By Allie Almario
One of the most popular questions we are asked is “Which is the best Galapagos sailing itinerary?” And the right answer is that… they’re all great.
Let’s start with some basic information about this world-famous archipelago. Located in the Pacific Ocean, the Galapagos is actually made up of 13 main islands with seven smaller islands dotting the Equator. To get here, you must fly in from two main cities in mainland Ecuador, 600 miles away.
Every Galapagos ship must be a licensed vessel following a 15-day route approved by the Galapagos National Park. And the sailing itineraries are a mind-boggling combination of 4, 5, 6 and 8 days within this 15-day loop. Most sailing itineraries start and end on one of two different islands – Baltra or San Cristobal. A handful start in one island and end in the other, usually on short cruises.

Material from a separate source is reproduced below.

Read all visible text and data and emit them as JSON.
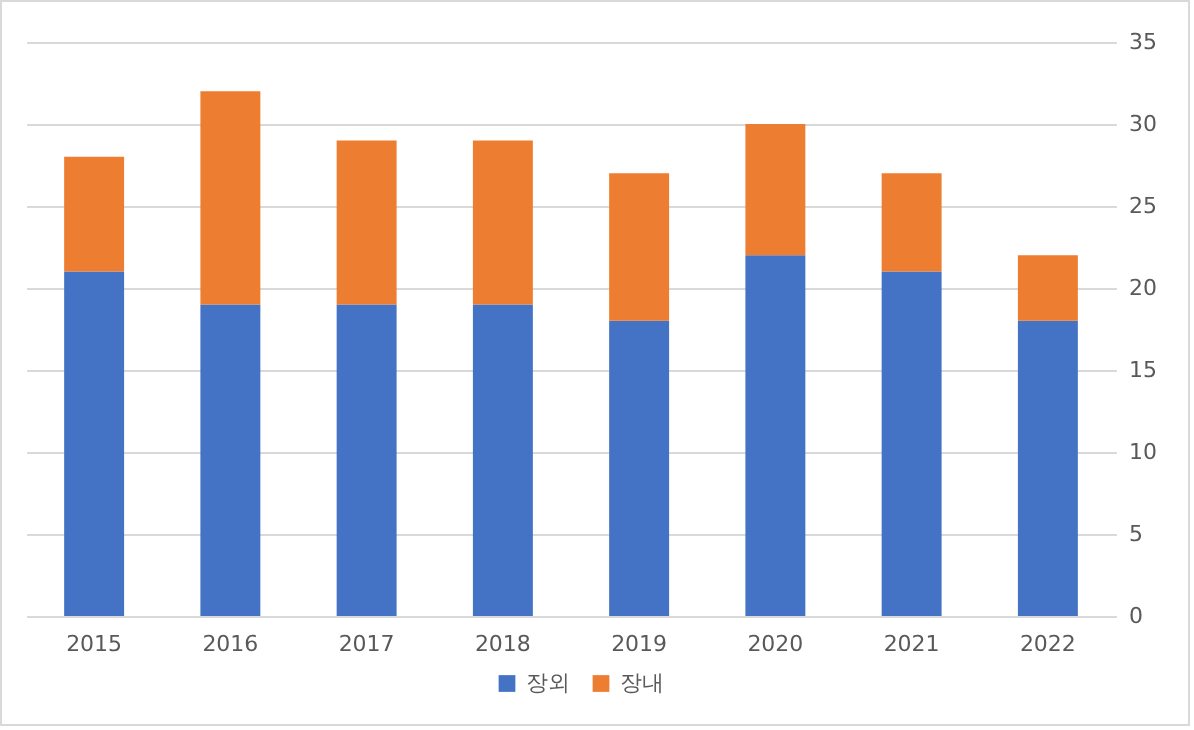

We truly believe the Galapagos National Park has done a great job of identifying the best islands for visitors – highlighting the islands with the greatest diversity of wildlife and landscapes with the least amount of human impact. There’s always the Galapagos Big Five — wildlife you’ll pretty much see no matter what when and where you go – marine iguanas, sea lions, blue footed boobies, Galapagos tortoises, sally lightfoot crabs.
As a plus, the Galapagos National Park has purposefully planned itineraries so that only a handful of ships are on an island each day, ensuring that that you’ll never hike on crowded trails. No one is allowed off a ship unless you’re with a naturalist in a group of 16 travelers or less. And as each small group arrives ashore, they’ll rotate which trail loop they’ll take so that the only herds you’ll see might be sea lions!

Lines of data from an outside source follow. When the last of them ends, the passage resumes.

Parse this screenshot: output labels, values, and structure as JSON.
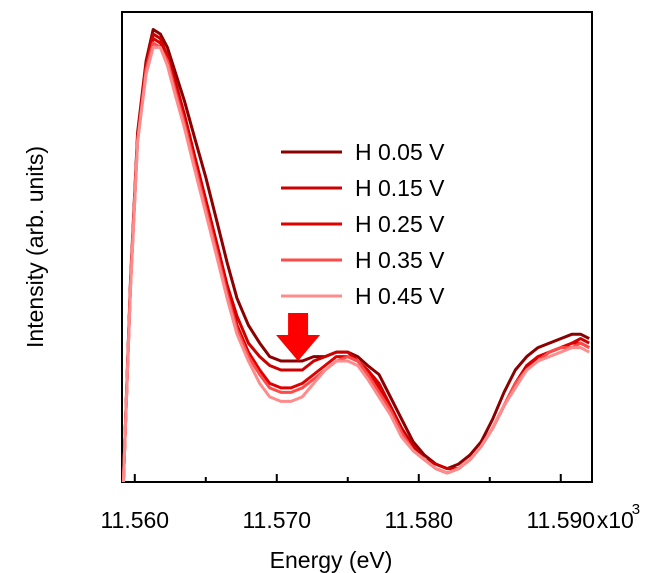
{
  "chart_data": {
    "type": "line",
    "title": "",
    "xlabel": "Energy (eV)",
    "ylabel": "Intensity (arb. units)",
    "x_multiplier_label": "x10",
    "x_multiplier_exponent": "3",
    "xlim": [
      11.5591,
      11.5922
    ],
    "ylim": [
      0,
      1.0
    ],
    "x_tick_values": [
      11.56,
      11.57,
      11.58,
      11.59
    ],
    "x_tick_labels": [
      "11.560",
      "11.570",
      "11.580",
      "11.590"
    ],
    "y_ticks_shown": false,
    "grid": false,
    "legend_position": "center-right",
    "annotation": {
      "type": "arrow-down",
      "x": 11.5715,
      "y": 0.27,
      "color": "#ff0000"
    },
    "x": [
      11.5592,
      11.5597,
      11.5602,
      11.5608,
      11.5613,
      11.5618,
      11.5623,
      11.5628,
      11.5635,
      11.5642,
      11.565,
      11.5658,
      11.5665,
      11.5672,
      11.568,
      11.5688,
      11.5695,
      11.5703,
      11.571,
      11.5718,
      11.5726,
      11.5734,
      11.5742,
      11.575,
      11.5757,
      11.5764,
      11.5772,
      11.578,
      11.5788,
      11.5796,
      11.5804,
      11.5812,
      11.582,
      11.5828,
      11.5836,
      11.5844,
      11.5852,
      11.586,
      11.5868,
      11.5876,
      11.5884,
      11.5892,
      11.59,
      11.5908,
      11.5914,
      11.592
    ],
    "series": [
      {
        "name": "H 0.05 V",
        "color": "#8b0000",
        "values": [
          0.0,
          0.45,
          0.78,
          0.94,
          1.01,
          1.0,
          0.97,
          0.92,
          0.85,
          0.77,
          0.68,
          0.58,
          0.49,
          0.41,
          0.35,
          0.31,
          0.28,
          0.27,
          0.27,
          0.27,
          0.28,
          0.28,
          0.29,
          0.29,
          0.28,
          0.26,
          0.24,
          0.19,
          0.14,
          0.09,
          0.06,
          0.04,
          0.03,
          0.04,
          0.06,
          0.09,
          0.14,
          0.2,
          0.25,
          0.28,
          0.3,
          0.31,
          0.32,
          0.33,
          0.33,
          0.32
        ]
      },
      {
        "name": "H 0.15 V",
        "color": "#cc0000",
        "values": [
          0.0,
          0.44,
          0.77,
          0.93,
          1.0,
          0.99,
          0.95,
          0.9,
          0.82,
          0.73,
          0.63,
          0.53,
          0.44,
          0.37,
          0.31,
          0.28,
          0.26,
          0.25,
          0.25,
          0.25,
          0.27,
          0.28,
          0.29,
          0.29,
          0.27,
          0.25,
          0.22,
          0.17,
          0.12,
          0.08,
          0.05,
          0.04,
          0.03,
          0.03,
          0.05,
          0.08,
          0.12,
          0.17,
          0.22,
          0.26,
          0.28,
          0.29,
          0.3,
          0.31,
          0.32,
          0.31
        ]
      },
      {
        "name": "H 0.25 V",
        "color": "#e00000",
        "values": [
          0.0,
          0.44,
          0.77,
          0.93,
          0.99,
          0.98,
          0.95,
          0.89,
          0.81,
          0.72,
          0.62,
          0.52,
          0.43,
          0.35,
          0.29,
          0.25,
          0.22,
          0.21,
          0.21,
          0.22,
          0.24,
          0.26,
          0.28,
          0.28,
          0.27,
          0.25,
          0.21,
          0.16,
          0.11,
          0.07,
          0.05,
          0.03,
          0.02,
          0.03,
          0.05,
          0.08,
          0.12,
          0.17,
          0.22,
          0.25,
          0.28,
          0.29,
          0.3,
          0.31,
          0.31,
          0.3
        ]
      },
      {
        "name": "H 0.35 V",
        "color": "#ff4a4a",
        "values": [
          0.0,
          0.44,
          0.76,
          0.92,
          0.98,
          0.97,
          0.94,
          0.88,
          0.8,
          0.71,
          0.61,
          0.51,
          0.42,
          0.34,
          0.28,
          0.24,
          0.21,
          0.2,
          0.2,
          0.21,
          0.23,
          0.25,
          0.27,
          0.28,
          0.27,
          0.24,
          0.2,
          0.16,
          0.11,
          0.07,
          0.05,
          0.03,
          0.02,
          0.03,
          0.05,
          0.08,
          0.12,
          0.17,
          0.22,
          0.25,
          0.27,
          0.29,
          0.3,
          0.3,
          0.31,
          0.3
        ]
      },
      {
        "name": "H 0.45 V",
        "color": "#ff8c8c",
        "values": [
          0.0,
          0.43,
          0.76,
          0.91,
          0.97,
          0.97,
          0.93,
          0.87,
          0.79,
          0.7,
          0.6,
          0.5,
          0.41,
          0.33,
          0.27,
          0.22,
          0.19,
          0.18,
          0.18,
          0.19,
          0.22,
          0.25,
          0.27,
          0.27,
          0.26,
          0.23,
          0.19,
          0.15,
          0.1,
          0.07,
          0.05,
          0.03,
          0.02,
          0.03,
          0.05,
          0.08,
          0.12,
          0.17,
          0.21,
          0.25,
          0.27,
          0.28,
          0.29,
          0.3,
          0.3,
          0.29
        ]
      }
    ]
  }
}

Eastern sailing loops are preferred by birders. Bird species such as waved albatross, red-footed boobies, large colonies of land iguanas and the very photogenic giant opuntia cactuses are on these islands. You might have a chance to swim with penguins or snorkel with reef sharks.
Western sailing loops are liked best by those interested more in marine life. There are dreamy wide white beaches and unusual lava landscapes, populated by marine iguanas and fur seals. It’s easier to see a giant tortoise in the wild.
No matter which option you choose, you’ll be guaranteed an adventure full of wildlife and wonder. Unless you are a birder with a specific checklist in mind, most people will be happy with whatever itinerary they are on. For example, certain bird species like the flightless cormorant, Galapagos hawk or Galapagos penguin are endemic to specific islands. Choose a ship based on your preference for a larger or smaller ship and within your budget, and then head off to Ecuador knowing you’re off on a great wildlife journey.